Director of Studies: Dr Sylwia Ammoun
2nd Supervisor: Professor Oliver Hanemann
3rd Supervisor: Dr Gyorgy Fejer
Applications are invited for a three-year PhD studentship. The studentship will start on 1 October 2022.
Deficiency of the tumour suppressor Merlin causes common tumours of the nervous system such as schwannomas and meningiomas occurring sporadically or as part of a genetic disorder Neurofibromatosis Type 2 (NF2). There are no effective drug treatments for NF2- related tumours and current therapies surgery and radiosurgery are not always fully effective or even possible and may result in complications. Meningiomas tend to recur over the years after surgery/radiosurgery, more frequently at higher grade.
Both tumours intrinsically overexpress Multi Drug Resistance protein 1 (MDR1, p-gp) which counteracts potential drug treatments. In this project we investigate and inhibit mechanisms involved in the development of intrinsic MDR in schwannoma and meningioma.
We already found that MDR1 protein overexpression in schwannoma is regulated by Cellular Prion protein (PrPC), which is overexpressed in schwannoma and meningioma (1). We also found that in schwannoma cells MDR1 increases after treatment with PDGFR/cRAF inhibitor Sorafenib and decreases after treatment with PI3K/pAKT inhibitor wortmannin. Importantly we found that combined treatment of Sorafenib and inhibitors targeting PrP or MDR1 potentiate efficiency of Sorafenib in schwannoma cells. Finally, we found strong abundance of M2 polarized macrophages in schwannoma and meningioma (3) tissues which may contribute to drug resistance via overexpression and release of MDR1 and PrPC.
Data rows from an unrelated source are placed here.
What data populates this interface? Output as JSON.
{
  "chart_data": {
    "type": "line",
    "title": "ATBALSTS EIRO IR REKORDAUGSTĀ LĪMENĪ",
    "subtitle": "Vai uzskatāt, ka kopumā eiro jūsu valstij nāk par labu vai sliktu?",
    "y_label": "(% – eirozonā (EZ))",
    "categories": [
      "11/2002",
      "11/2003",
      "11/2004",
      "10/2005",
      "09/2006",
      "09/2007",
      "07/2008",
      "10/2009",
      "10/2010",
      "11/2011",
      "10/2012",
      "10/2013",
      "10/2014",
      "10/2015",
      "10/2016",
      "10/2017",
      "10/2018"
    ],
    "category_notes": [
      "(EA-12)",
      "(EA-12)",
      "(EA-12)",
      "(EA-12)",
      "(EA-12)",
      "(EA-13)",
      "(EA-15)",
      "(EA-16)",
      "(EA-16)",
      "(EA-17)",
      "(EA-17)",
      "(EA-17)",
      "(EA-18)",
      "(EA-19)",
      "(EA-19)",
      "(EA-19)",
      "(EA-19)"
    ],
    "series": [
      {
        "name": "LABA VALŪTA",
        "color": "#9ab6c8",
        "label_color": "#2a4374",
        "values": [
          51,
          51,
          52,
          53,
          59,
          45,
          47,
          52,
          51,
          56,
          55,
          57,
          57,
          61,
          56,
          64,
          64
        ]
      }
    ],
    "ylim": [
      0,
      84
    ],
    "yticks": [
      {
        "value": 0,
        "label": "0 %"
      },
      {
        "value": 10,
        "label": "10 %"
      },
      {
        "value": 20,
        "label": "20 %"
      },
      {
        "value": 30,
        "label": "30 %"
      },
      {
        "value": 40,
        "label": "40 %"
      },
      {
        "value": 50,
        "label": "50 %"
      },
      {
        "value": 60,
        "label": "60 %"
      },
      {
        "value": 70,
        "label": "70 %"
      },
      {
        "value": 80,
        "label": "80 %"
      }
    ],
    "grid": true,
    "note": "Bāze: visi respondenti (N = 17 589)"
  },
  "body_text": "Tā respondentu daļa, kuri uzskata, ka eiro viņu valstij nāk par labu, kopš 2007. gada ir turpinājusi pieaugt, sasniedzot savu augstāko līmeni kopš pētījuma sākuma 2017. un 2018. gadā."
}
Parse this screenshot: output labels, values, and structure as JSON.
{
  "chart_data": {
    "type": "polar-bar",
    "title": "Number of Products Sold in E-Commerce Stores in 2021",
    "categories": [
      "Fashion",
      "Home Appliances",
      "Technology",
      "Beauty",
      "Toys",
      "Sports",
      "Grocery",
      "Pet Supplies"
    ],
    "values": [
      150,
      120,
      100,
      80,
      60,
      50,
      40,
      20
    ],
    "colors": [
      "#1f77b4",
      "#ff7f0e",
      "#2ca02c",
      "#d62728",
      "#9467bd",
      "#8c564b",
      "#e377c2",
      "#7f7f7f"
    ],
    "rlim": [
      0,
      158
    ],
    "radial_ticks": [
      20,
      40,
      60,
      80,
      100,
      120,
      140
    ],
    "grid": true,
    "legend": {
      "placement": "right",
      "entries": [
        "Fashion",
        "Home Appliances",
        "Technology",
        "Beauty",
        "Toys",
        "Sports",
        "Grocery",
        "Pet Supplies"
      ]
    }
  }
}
This project builds on above and will aim to investigate: 1) MDR1 expression in all meningioma grades to see whether risk of MDR may change with tumour progression. 2) Mechanisms regulating MDR1 overexpression in schwannoma and meningioma cells. 3) The role of PrPC and MDR1 in drug resistance in schwannoma and meningioma and the mechanisms involved. 4) The role of M2 polarized macrophages in MDR in schwannoma and meningioma.
The supervisory team is part of our Brain Tumour centre of excellence and brings together expertise in brain tumour pathology, basic mechanisms of tumourigenesis and translation (2). Training will be provided for the development of both knowledge and technical skills to enable the trainee to conduct high-quality and independent research.
(1) Provenzano et al. Oncogene 2017 Nov 2;36(44):6132-6142.
(2) Ammoun et al. Jnn 2018-319713
(3) Adams et al. Int J Mol Sci. 2020 Feb 13;21(4):1273.
Applicants should have (at least) a first or upper second class honours degree in an appropriate subject and preferably a relevant MSc or MRes qualification.
The studentship is supported for three years and includes full Home tuition fees plus a stipend of £16,062 per annum. The studentship will only fully fund those applicants who are eligible for Home fees with relevant qualifications. Applicants normally required to cover overseas fees will have to cover the difference between the Home/EU and the overseas tuition fee rates (approximately £12,670 per annum, 2022/23 rate).
NB: The studentship is supported for three years of the four-year registration period. The fourth year is a self-funded ‘writing-up’ year.
If you wish to discuss this project further informally, please contact Dr Sylwia Ammoun.
Please see a list of supporting documents to upload with your application.
For more information on the admissions process generally, please contact firstname.lastname@example.org.
The closing date for applications is 12 noon on 1 June 2022.
Shortlisted candidates will be invited for interview week commencing 20 June. We regret that we may not be able to respond to all applications. Applicants who have not received a response within six weeks of the closing date should consider their application has been unsuccessful on this occasion.